The basic principles of the RIE approach are:
- Basic trust in the child to be an initiator, an explorer, and a self-learner.
- An environment for the child that is physically safe, cognitively challenging and emotionally nurturing.
- Time for uninterrupted play.
- Freedom to explore and interact with other infants.
- Involvement of the child in all care-giving activities to allow the child to be an active participant rather than a passive recipient.
- Sensitive observation of the child in order to understand her needs.
- Consistency and clearly defined limits and expectations to develop discipline.

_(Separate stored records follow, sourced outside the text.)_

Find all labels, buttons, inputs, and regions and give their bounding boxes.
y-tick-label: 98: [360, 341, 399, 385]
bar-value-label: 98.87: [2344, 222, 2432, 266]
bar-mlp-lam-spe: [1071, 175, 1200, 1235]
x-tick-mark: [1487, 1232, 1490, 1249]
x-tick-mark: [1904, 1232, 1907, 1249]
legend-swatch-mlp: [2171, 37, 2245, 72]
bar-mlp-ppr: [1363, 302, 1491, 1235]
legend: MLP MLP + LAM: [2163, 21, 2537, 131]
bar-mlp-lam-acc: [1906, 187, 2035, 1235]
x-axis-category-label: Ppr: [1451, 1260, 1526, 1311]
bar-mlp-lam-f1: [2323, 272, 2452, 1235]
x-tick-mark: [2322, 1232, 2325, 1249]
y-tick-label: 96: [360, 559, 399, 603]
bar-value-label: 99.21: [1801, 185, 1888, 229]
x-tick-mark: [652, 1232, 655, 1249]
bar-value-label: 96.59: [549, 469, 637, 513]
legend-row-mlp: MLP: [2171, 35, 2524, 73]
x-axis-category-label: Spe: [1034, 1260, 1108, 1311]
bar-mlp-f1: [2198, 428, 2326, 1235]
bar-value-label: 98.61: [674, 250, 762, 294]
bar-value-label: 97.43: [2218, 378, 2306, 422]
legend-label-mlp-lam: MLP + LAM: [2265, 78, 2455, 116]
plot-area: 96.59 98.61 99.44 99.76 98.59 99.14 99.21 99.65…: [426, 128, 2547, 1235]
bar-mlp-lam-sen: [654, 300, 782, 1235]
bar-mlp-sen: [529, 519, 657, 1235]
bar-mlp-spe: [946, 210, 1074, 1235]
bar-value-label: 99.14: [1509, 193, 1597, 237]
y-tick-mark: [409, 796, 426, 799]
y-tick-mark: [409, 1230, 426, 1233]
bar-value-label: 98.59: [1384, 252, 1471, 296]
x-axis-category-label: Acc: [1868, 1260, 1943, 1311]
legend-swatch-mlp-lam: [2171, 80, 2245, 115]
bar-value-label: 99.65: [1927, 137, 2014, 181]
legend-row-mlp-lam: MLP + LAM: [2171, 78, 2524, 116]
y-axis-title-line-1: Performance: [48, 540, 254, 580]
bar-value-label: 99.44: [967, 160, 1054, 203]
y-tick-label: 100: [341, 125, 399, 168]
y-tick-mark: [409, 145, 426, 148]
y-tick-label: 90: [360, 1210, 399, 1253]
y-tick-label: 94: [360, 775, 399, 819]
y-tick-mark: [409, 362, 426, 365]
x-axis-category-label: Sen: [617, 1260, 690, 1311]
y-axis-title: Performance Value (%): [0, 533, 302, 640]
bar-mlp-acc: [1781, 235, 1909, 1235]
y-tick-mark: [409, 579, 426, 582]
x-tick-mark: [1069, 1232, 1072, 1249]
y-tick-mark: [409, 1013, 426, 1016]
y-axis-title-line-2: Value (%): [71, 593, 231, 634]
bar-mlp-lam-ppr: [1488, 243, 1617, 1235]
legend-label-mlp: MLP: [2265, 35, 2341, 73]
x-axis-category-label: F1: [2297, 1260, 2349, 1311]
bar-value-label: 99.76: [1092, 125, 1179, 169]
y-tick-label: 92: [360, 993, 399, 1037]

RIE continues to offer classes for parents and their infants and toddlers, as well as a certificate program for parents and professionals in the Educaring Approach. The Approach has now found its way around the world, with certified RIE Associates™ teaching and practicing in Europe, Asia, Australia, New Zealand, and Central America, uniting many cultures in their appreciation of the rights and integrity of infants and young children.

Gerber's work has been included in professional journals and videos, and her training tools are used to educate infant teachers and Early Head Start teachers in the US. Mooney states that Gerber "did much to set the tone for quality infant care and parenting programs in the US and around the world".

== Published works ==
Gerber edited "The RIE Manual for Parents and Professionals" which was first published in 1978 and continues to be used and expanded in 2012 with more of her work. In 1997 she wrote Your Self-Confident Baby: How to Encourage Your Child's Natural Abilities from the Very Start with Allison Johnson, and in 1998 she wrote Dear Parent: Caring for Infants With Respect (with Joan Weaver) (Resources for Infant Educarers 1998, 2003).